The language here is about “checking in” to Alipay whenever you need something. Basically, a super app like WeChat. Instead of just using Alipay when you “check out” and pay. No big deal.
Take Away 3: Alibaba is 5-6 Complementary Platforms. Think of a Pack of Super-Predators.
I have argued this is mostly about growing and improving their core ecommerce platform (i.e., blue diamond). And the three capabilities that support this are logistics, financial services, and IT / Web services (i.e., yellow boxes). So you get lots of advantages on the demand side. Network effects, share of the consumer mind, switching costs. And in an age of abundance, capturing demand is critical. But you also get advantages on the supply side.

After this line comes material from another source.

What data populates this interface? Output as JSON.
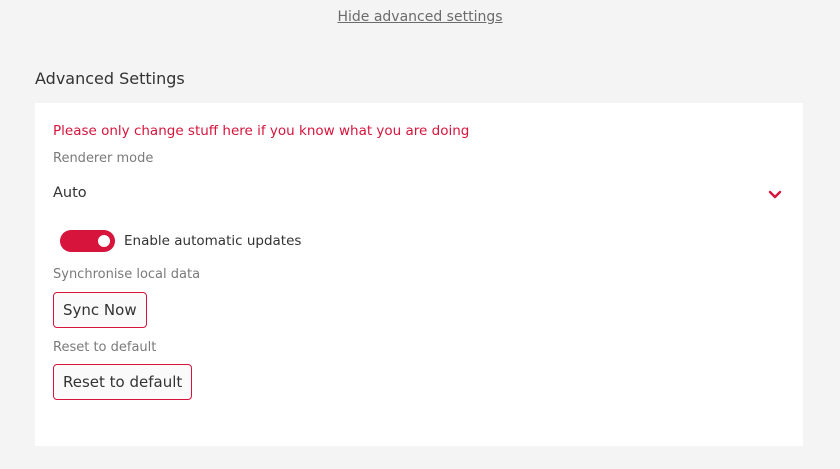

Especially economies of scale in the big fixed costs, such as IT services and logistics and delivery. And by offering these capabilities to the market as new services, you can get even further economies of scale. I have called this externalizing capabilities. That is how their logistics and delivery capabilities became a separate business (Cainiao). And how tech / web services became Ali Cloud. And how payment became Ant Group. But it gets better. Because sometimes when you innovate and externalize, you don’t just get a new business with scale. You get a new platform business model. And that is really how Alibaba went from one marketplace platform to 5-6 complementary platforms. As mentioned, complementary platforms can be very powerful. If one platform business model is a super-predator. This is like a pack of super-predators hunting together. Ant Group is already there but being restructured. Cainiao is a work in progress. And Alibaba Cloud is where everyone is now focused. The rest of the 11 growth initiatives are in Cloud. That’s pretty technical. I go through that here. Overall, it’s a pretty amazing company. Lots of great lessons here.